If we want everyone to feel welcome to the field and participate in science, it's important that we re-evaluate the use of the word "citizen." To describe the two approaches, a community-driven "community science" and a more individual-driven "citizen science," the CalNat program is moving forward in referring to them both as one, Participatory Science (read more about the distinction here). Inspired by the recent international protests surrounding anti-Black racism and police brutality, the CalNat team decided to make this small change of many stemming from our existing strategic plan to make our program more inclusive to more budding California Naturalists. While the field of Citizen Science as a whole continues discussions surrounding the use of "citizen," CalNat will transition to describing it in a way that includes all people who contribute to science: participatory science. As we learn more, we are open to re-evaluating this new term and growing alongside the field.
There's a few ways that our Naturalists and partner organizations can get involved in participatory science projects coming up!
Using our growing UC California Naturalist Certified Naturalists project, which certified naturalists can easily join on the main page, we can track the contributions of individual naturalists to biodiversity science. Once a certified naturalists joins the project, observations made in California over all time are counted.

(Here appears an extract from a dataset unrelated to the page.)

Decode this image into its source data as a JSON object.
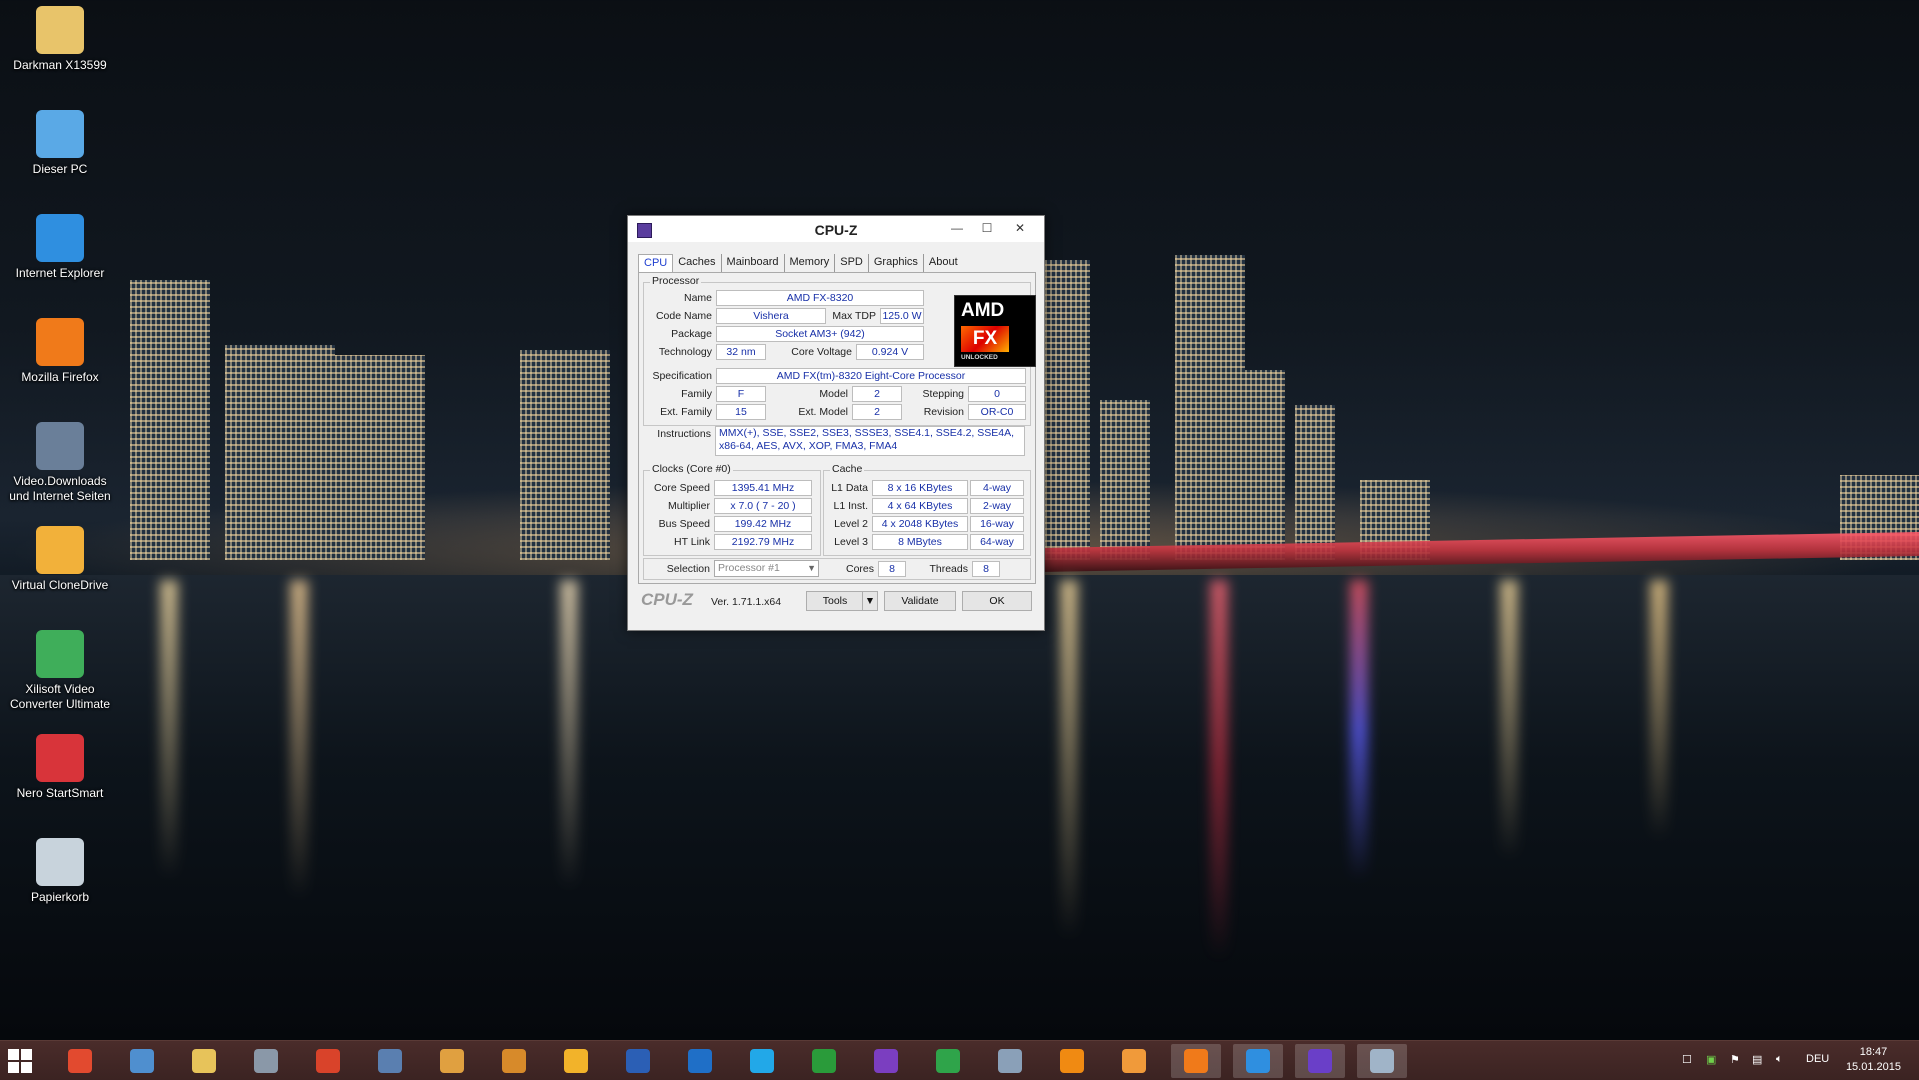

California Biodiversity Day 2020 has created a survey to get a sense of the potential hosts for CA Biodiversity Day events this year and details on what those events will entail. This survey also is an opportunity for hosts to indicate resources that the organizers might be able to provide to ensure that their events are successful. This survey will be open until Wednesday, July 8.
Help collect data on some of the environmental impacts from COVID. Collect and send samples of specific long-growing grasses from your neighborhood to determine how the stay at home order has affected air quality across California. Added bonus: The species identified in the article are considered invasive. Please follow all local safety guidelines if choosing to participate.